Trend Micro researchers have discovered a new ransomware variant named Charon, which specifically targets public sector and aviation entities in the Middle East. It employs advanced persistent threat (APT)-level techniques and customized extortion tactics to enhance its effectiveness and impact. The operation features DLL sideloading, process injection, and anti-EDR functionality, capabilities commonly associated with advanced persistent threats, applied to deliver high-consequence ransomware attacks. According to the report, this newly observed campaign represents a serious business risk, with the potential to trigger operational outages, data loss, and significant downtime-related expenses. Researchers observed tactics resembling past Earth Baxia activity, though without confirmed attribution. A key element is a benign-looking DumpStack.log file hiding double-encrypted shellcode that leads to the Charon ransomware payload. Charon disables security tools, deletes shadow copies, and encrypts local and network files—excluding essential executables and its own components—using Curve25519 and ChaCha20 with partial encryption for speed.
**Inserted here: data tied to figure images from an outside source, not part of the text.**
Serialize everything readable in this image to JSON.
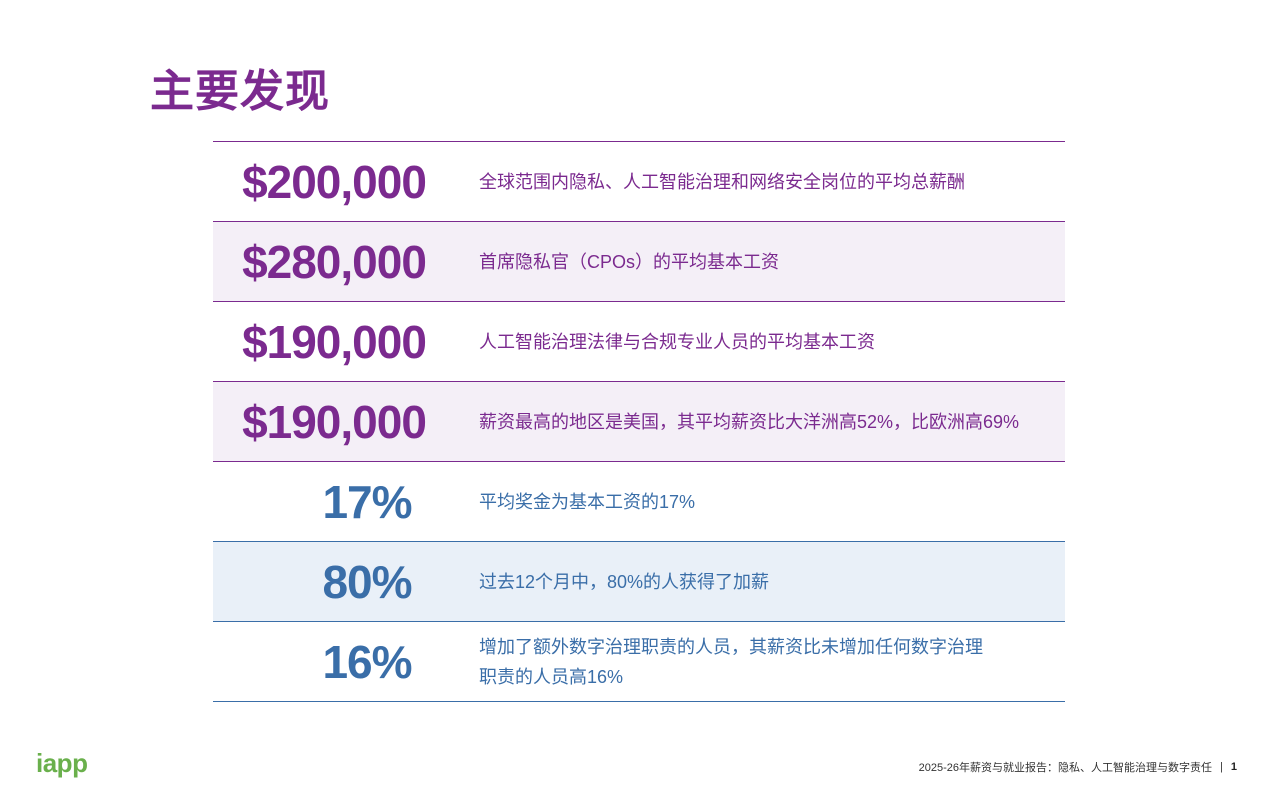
{
  "title": "主要发现",
  "findings": [
    {
      "stat": "$200,000",
      "text": "全球范围内隐私、人工智能治理和网络安全岗位的平均总薪酬"
    },
    {
      "stat": "$280,000",
      "text": "首席隐私官（CPOs）的平均基本工资"
    },
    {
      "stat": "$190,000",
      "text": "人工智能治理法律与合规专业人员的平均基本工资"
    },
    {
      "stat": "$190,000",
      "text": "薪资最高的地区是美国，其平均薪资比大洋洲高52%，比欧洲高69%"
    },
    {
      "stat": "17%",
      "text": "平均奖金为基本工资的17%"
    },
    {
      "stat": "80%",
      "text": "过去12个月中，80%的人获得了加薪"
    },
    {
      "stat": "16%",
      "text": "增加了额外数字治理职责的人员，其薪资比未增加任何数字治理职责的人员高16%"
    }
  ],
  "footer": {
    "logo": "iapp",
    "report_title": "2025-26年薪资与就业报告：隐私、人工智能治理与数字责任",
    "separator": "|",
    "page_number": "1"
  },
  "colors": {
    "purple": "#7b2a8f",
    "blue": "#3a6ea8",
    "green": "#6ab04c"
  }
}
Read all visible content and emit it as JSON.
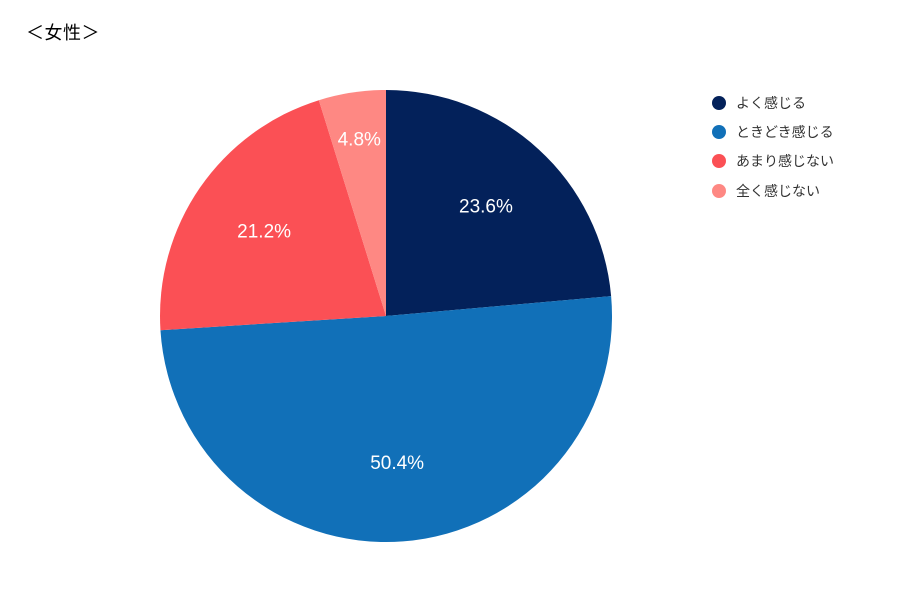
{
  "title": "＜女性＞",
  "chart_data": {
    "type": "pie",
    "slices": [
      {
        "name": "よく感じる",
        "value": 23.6,
        "label": "23.6%",
        "color": "#03215a"
      },
      {
        "name": "ときどき感じる",
        "value": 50.4,
        "label": "50.4%",
        "color": "#1170b8"
      },
      {
        "name": "あまり感じない",
        "value": 21.2,
        "label": "21.2%",
        "color": "#fb5055"
      },
      {
        "name": "全く感じない",
        "value": 4.8,
        "label": "4.8%",
        "color": "#fe8883"
      }
    ],
    "start": "12 o'clock",
    "direction": "clockwise",
    "legend_position": "top-right"
  }
}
Each ransom note is customized to the victim, indicating a highly targeted campaign. The malware also spreads across networks by discovering and encrypting reachable shares using Windows APIs such as NetShareEnum and WNetEnumResource. Trend’s analysis identified an embedded anti-EDR driver derived from the public Dark-Kill project intended to neutralize endpoint defenses; in the examined sample, this capability was present but inactive, hinting that later versions may enable it. This campaign reflects a broader shift: ransomware operators are increasingly adopting APT-level methods, merging sophisticated evasion with the immediate operational damage of encryption to heighten organizational risk.